What kind of streams? Mostly the answers as far as I can figure come down to buy-to-let property. “Wealth creation” is simply the US name for borrowing a whole pile of money and using it to buy houses you can let out to other people. And wealth creation seminars are buy-to-let seminars, just with a bit more glitz and finesse than you used to get from the scamsters the UK was plagued with during the property bubble.
The problems with all this are obvious. Most people never go into buy-to-let. They just go to a lot of seminars and end up deeply in debt (as was the case with most of the participants in the programme). And of course, most wealth coaches don’t make their money from property themselves. No. Their own multiple streams of income come from seminars, DVDs, books and for those just starting out in the confidence business, one-to-one coaching sessions.

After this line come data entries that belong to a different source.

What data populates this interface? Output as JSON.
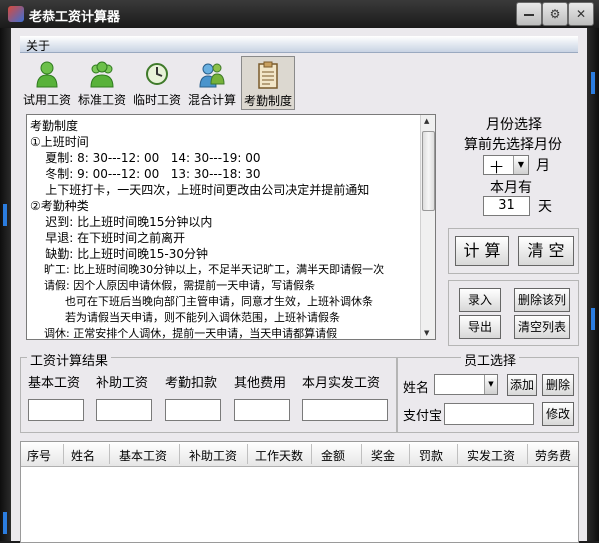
{
  "window": {
    "title": "老恭工资计算器"
  },
  "menu": {
    "about": "关于"
  },
  "toolbar": [
    {
      "label": "试用工资",
      "icon": "single-person-icon"
    },
    {
      "label": "标准工资",
      "icon": "group-people-icon"
    },
    {
      "label": "临时工资",
      "icon": "clock-icon"
    },
    {
      "label": "混合计算",
      "icon": "two-people-icon"
    },
    {
      "label": "考勤制度",
      "icon": "clipboard-icon",
      "active": true
    }
  ],
  "attendance_text": [
    "考勤制度",
    "①上班时间",
    "    夏制: 8: 30---12: 00   14: 30---19: 00",
    "    冬制: 9: 00---12: 00   13: 30---18: 30",
    "    上下班打卡，一天四次，上班时间更改由公司决定并提前通知",
    "②考勤种类",
    "    迟到: 比上班时间晚15分钟以内",
    "    早退: 在下班时间之前离开",
    "    缺勤: 比上班时间晚15-30分钟",
    "    旷工: 比上班时间晚30分钟以上，不足半天记旷工，满半天即请假一次",
    "    请假: 因个人原因申请休假，需提前一天申请，写请假条",
    "          也可在下班后当晚向部门主管申请，同意才生效，上班补调休条",
    "          若为请假当天申请，则不能列入调休范围，上班补请假条",
    "    调休: 正常安排个人调休，提前一天申请，当天申请都算请假"
  ],
  "month_select": {
    "title": "月份选择",
    "hint": "算前先选择月份",
    "month_value": "十",
    "month_unit": "月",
    "days_label": "本月有",
    "days_value": "31",
    "days_unit": "天"
  },
  "actions": {
    "calculate": "计 算",
    "clear": "清 空"
  },
  "list_actions": {
    "record": "录入",
    "delete_row": "删除该列",
    "export": "导出",
    "clear_list": "清空列表"
  },
  "results": {
    "title": "工资计算结果",
    "columns": [
      "基本工资",
      "补助工资",
      "考勤扣款",
      "其他费用",
      "本月实发工资"
    ]
  },
  "employee": {
    "title": "员工选择",
    "name_label": "姓名",
    "add": "添加",
    "delete": "删除",
    "alipay_label": "支付宝",
    "modify": "修改"
  },
  "table": {
    "headers": [
      "序号",
      "姓名",
      "基本工资",
      "补助工资",
      "工作天数",
      "金额",
      "奖金",
      "罚款",
      "实发工资",
      "劳务费"
    ]
  }
}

But there is one more problem. In times of recession, the vulnerable are even more open to this kind of thing than usual. Add that to the cult-like atmosphere of the events and wealth creation is on the way to creating a new world of misery. The BBC programme followed one woman who had spent £50,000 on seminars and so on. Has it made her rich? It has not.

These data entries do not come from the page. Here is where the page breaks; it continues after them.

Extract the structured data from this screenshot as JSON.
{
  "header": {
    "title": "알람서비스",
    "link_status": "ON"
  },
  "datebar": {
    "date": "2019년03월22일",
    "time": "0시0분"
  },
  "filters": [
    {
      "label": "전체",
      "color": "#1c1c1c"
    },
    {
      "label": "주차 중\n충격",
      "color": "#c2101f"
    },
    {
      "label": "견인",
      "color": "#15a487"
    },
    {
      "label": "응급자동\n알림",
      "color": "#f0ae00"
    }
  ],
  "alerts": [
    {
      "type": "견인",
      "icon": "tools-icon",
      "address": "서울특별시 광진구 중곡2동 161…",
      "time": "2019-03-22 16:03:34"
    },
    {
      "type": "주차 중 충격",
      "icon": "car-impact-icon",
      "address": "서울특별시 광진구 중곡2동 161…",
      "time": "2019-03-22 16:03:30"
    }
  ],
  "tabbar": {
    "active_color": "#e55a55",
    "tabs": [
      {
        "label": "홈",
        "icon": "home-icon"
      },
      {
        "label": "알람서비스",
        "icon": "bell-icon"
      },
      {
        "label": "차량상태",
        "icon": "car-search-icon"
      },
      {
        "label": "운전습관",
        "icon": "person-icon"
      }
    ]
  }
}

Instead it has taken her to the verge of bankruptcy. The same goes for Janice Geddes, one of the sweetest women I have ever seen on TV. She has spent all she has and owes £4000 on her credit card. Indeed, so infatuated is she with the wealth management gurus that at one point, we even saw her volunteering to work free at one of Robert Kiyosaki’s seminars (Kiyosaki is the author of the Rich Dad Poor Dad series). Her money is gone but she is so drawn in that she’s now willing to hand over her time as well. So much for her millions.
We saw Kiyosaki speaking towards the end of the programme. He told his audience that he knew this crisis was coming but that it made no difference to him – he could make money on the way up and money on the way down. I very much doubt the first bit. I interviewed him in the spring of 2007 and I don’t remember him mentioning either his forecast of a crisis or even his recognition that one was kicking off. I asked him if he really thought that people buying a whole load of property right then could really get rich. “Absolutely,” he said. I can’t imagine that worked out too well.
However I am certain he is right on the second bit. Why? In the good times people think they can make it on their own. In the bad they’ll throw all they have at buying hope. That’s why Kiyosaki is having a great crisis and why UK-based wealth creation coaches are now popping up all over the place. It isn’t a good thing. At all. I have never quite understood why most forms of financial advice are somehow regulated while property advice of this kind is not. I still don’t.